Prosthetists and orthotists provide care and support for those in need of artificial limbs, or a device to support or control part of the body. They are also involved in rehabilitation work with their patients.
Prosthetists design and fit artificial limbs (prostheses) for patients who have either lost a limb or were born missing a limb. Modern prostheses sometimes have a pneumatic, hydraulic or electronic mechanism to allow the limb to move.
Orthotists design and fit items (orthoses) such as wrist supports, neck collars, braces and special footwear, to support a patient’s limbs or spine or to relieve pain caused by illness or injury.
In either case you could be:
assessing the needs of patients who have amputations or conditions such as rheumatoid arthritis, cerebral palsy, diabetes and stroke
working with doctors and physiotherapists to plan what prosthesis or orthosis is suitable for a patient
measuring the part of the patient’s body to which you are going to fit the prosthesis or orthosis, or taking a plaster cast or using shape sensing tracings to produce a cast
talking to the patient about his or her lifestyle so that any adjustments can be made to the item
designing the item, using your knowledge of anatomy and physiology, biomechanics, materials and technology
giving details to the technician who will make it or, perhaps, making the prosthesis or orthosis yourself
fitting the item to the patient, checking it is comfortable and working properly, and making any necessary adjustments or repairs
showing the patient, and perhaps carers, how to attach and remove the item
working with the physiotherapist who helps the patient to exercise, and with the occupational therapist who trains the patient how to use the limb in everyday activities.
There is no nationally agreed pay scale for qualified prosthetists or orthotists, as most of them work for commercial companies. However, most prosthetists and orthotists are paid under healthcare scientist pay bands.
Under NHS Agenda for Change, salaries for healthcare scientist practitioners start at Band 5, £30,229 to £37,664 a year. With experience this rises to Band 6, £37,831 to £46,100 a year.
Senior practitioners are on Band 7, £46,244 to £53,789 a year. The current pay scales are from April 2023.
As an orthotist you work in various clinics or in the out-patients' department of a hospital.
As a prosthetist you generally work in a specialised centre within a large hospital.
You may sometimes be in a workshop with the technician.
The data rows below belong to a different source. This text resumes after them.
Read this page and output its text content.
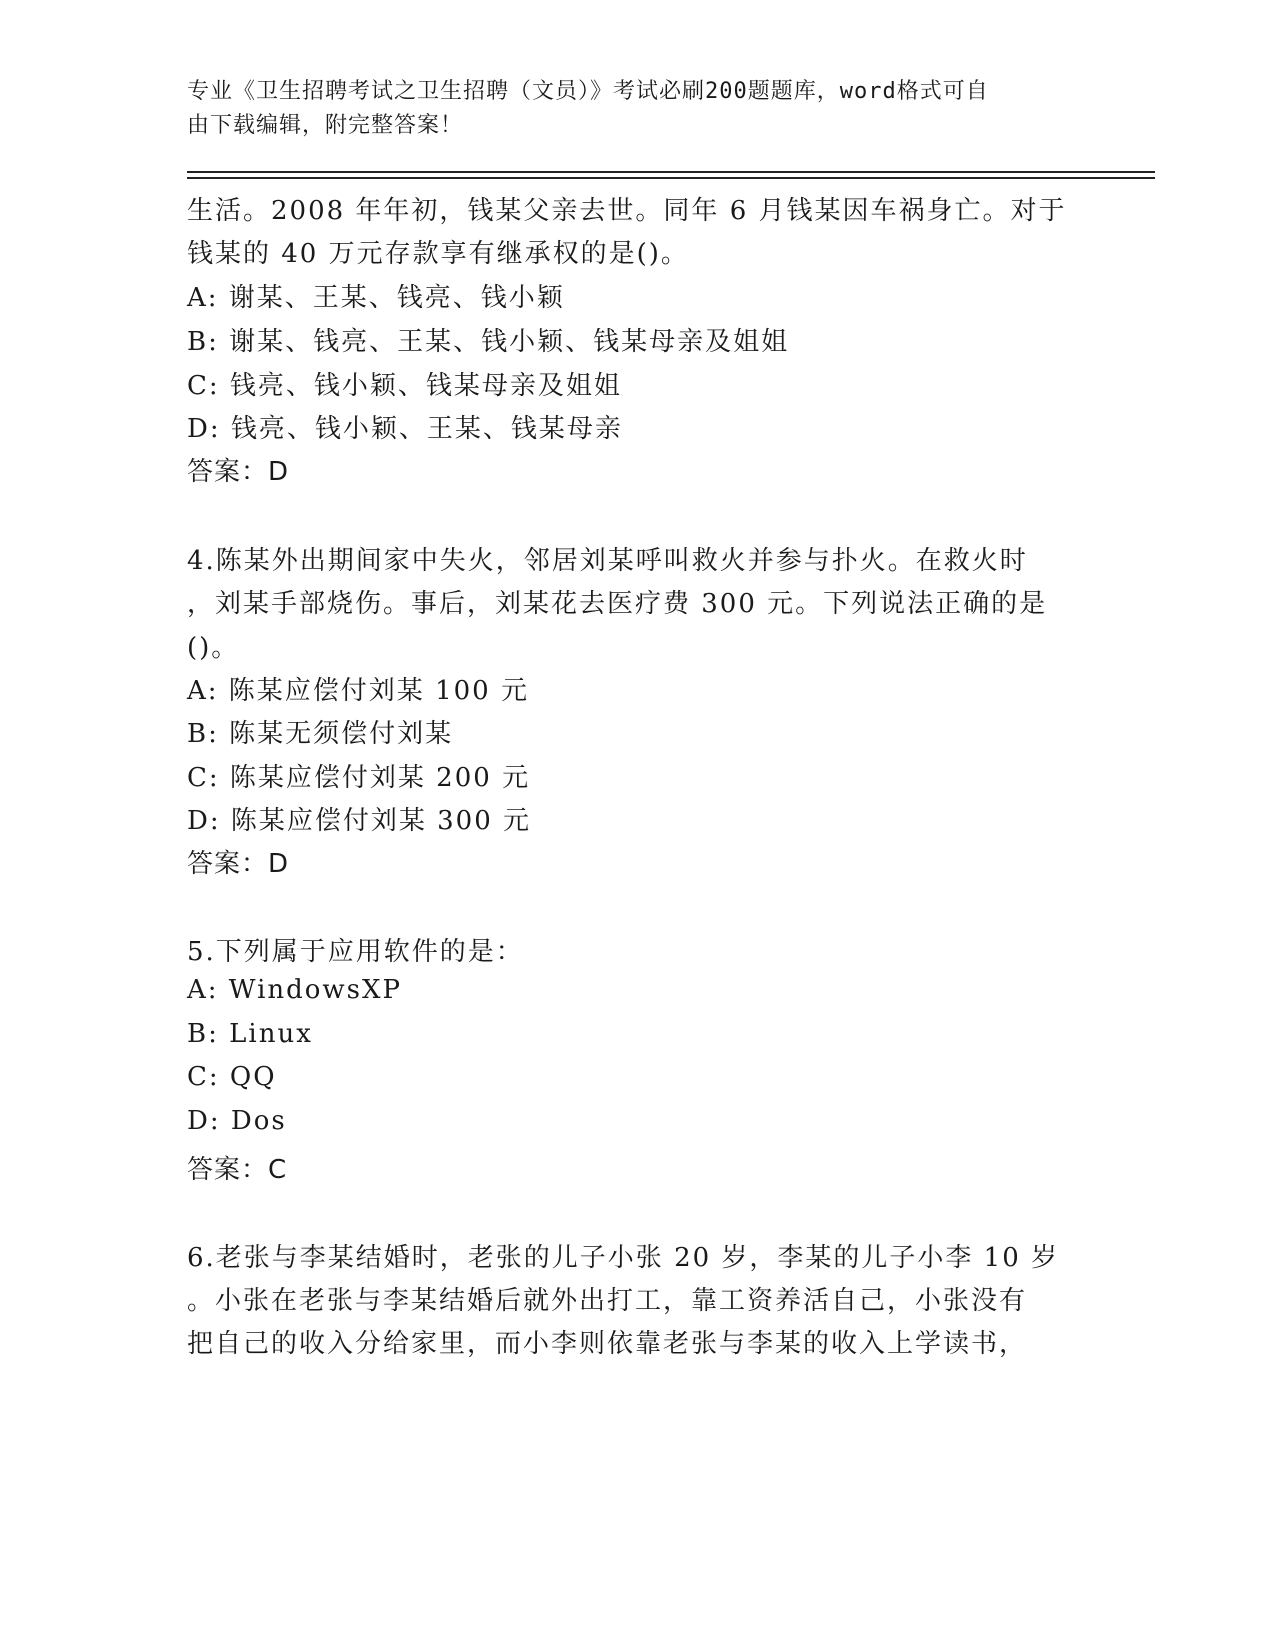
专业《卫生招聘考试之卫生招聘（文员）》考试必刷200题题库，word格式可自
由下载编辑，附完整答案！
生活。2008 年年初，钱某父亲去世。同年 6 月钱某因车祸身亡。对于
钱某的 40 万元存款享有继承权的是()。
A: 谢某、王某、钱亮、钱小颖
B: 谢某、钱亮、王某、钱小颖、钱某母亲及姐姐
C: 钱亮、钱小颖、钱某母亲及姐姐
D: 钱亮、钱小颖、王某、钱某母亲
答案：D
4.陈某外出期间家中失火，邻居刘某呼叫救火并参与扑火。在救火时
，刘某手部烧伤。事后，刘某花去医疗费 300 元。下列说法正确的是
()。
A: 陈某应偿付刘某 100 元
B: 陈某无须偿付刘某
C: 陈某应偿付刘某 200 元
D: 陈某应偿付刘某 300 元
答案：D
5.下列属于应用软件的是：
A: WindowsXP
B: Linux
C: QQ
D: Dos
答案：C
6.老张与李某结婚时，老张的儿子小张 20 岁，李某的儿子小李 10 岁
。小张在老张与李某结婚后就外出打工，靠工资养活自己，小张没有
把自己的收入分给家里，而小李则依靠老张与李某的收入上学读书，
You have to travel to visit patients.
Working hours are regular, possibly with some occasional evenings or weekends.
You need a degree in prosthetics and orthotics approved by the British Association of Prosthetists and Orthotists (BAPO). This leads to state registration, which you need to practise in the UK.
In Scotland the only degree course is at the University of Strathclyde. Entry requirements are 4 or 5 Highers at AAAB or AABBB including Maths at B and National 5 Physics or Engineering Science at B plus National 5 English. Advanced Higher Maths, Physics or Biology is recommended. Contact the institution for widening access entry.
The only other degree course in the UK is at Salford University – entry requirements 120 UCAS tariff points at Higher level (equivalent to AABB) including Maths or Physics plus another science subject at B.
You will require a satisfactory criminal record check from Disclosure Scotland to show that you are suitable for this type of work. Contact Disclosure Scotland for details on the type you would need.
You must register with the Health and Care Professions Council (HCPC) to be allowed to use the title 'prosthetist' or 'orthotist'.
It is recommended that you are a member of The British Association of Prosthetics and Orthotics (BAPO), and may even be essential for some employers.
Prospects for prosthetists and orthotists are currently good. Some work in the National Health Service (NHS) but most jobs are either with manufacturing companies who contract out to the NHS or else in private practice.
The Health and Care Professions Council (HCPC) is the UK-wide regulatory body responsible for setting and maintaining standards of professional training, performance and conduct in the following health care professions: Arts Therapists; Audiologist; Biomedical Scientist; Chiropodist and Podiatrist; Clinical Scientist; Dietician; Dramatherapist; Occupational Therapist; Operating Department Practitioner; Orthoptist; Paramedic; Physiotherapist; Practitioner Psychologist; Prosthetist and Orthotist; Radiographer; Speech and Language Therapist. (The HCPC may regulate other healthcare professions in the future.) The HCPC website contains a register of all approved courses in the above professions.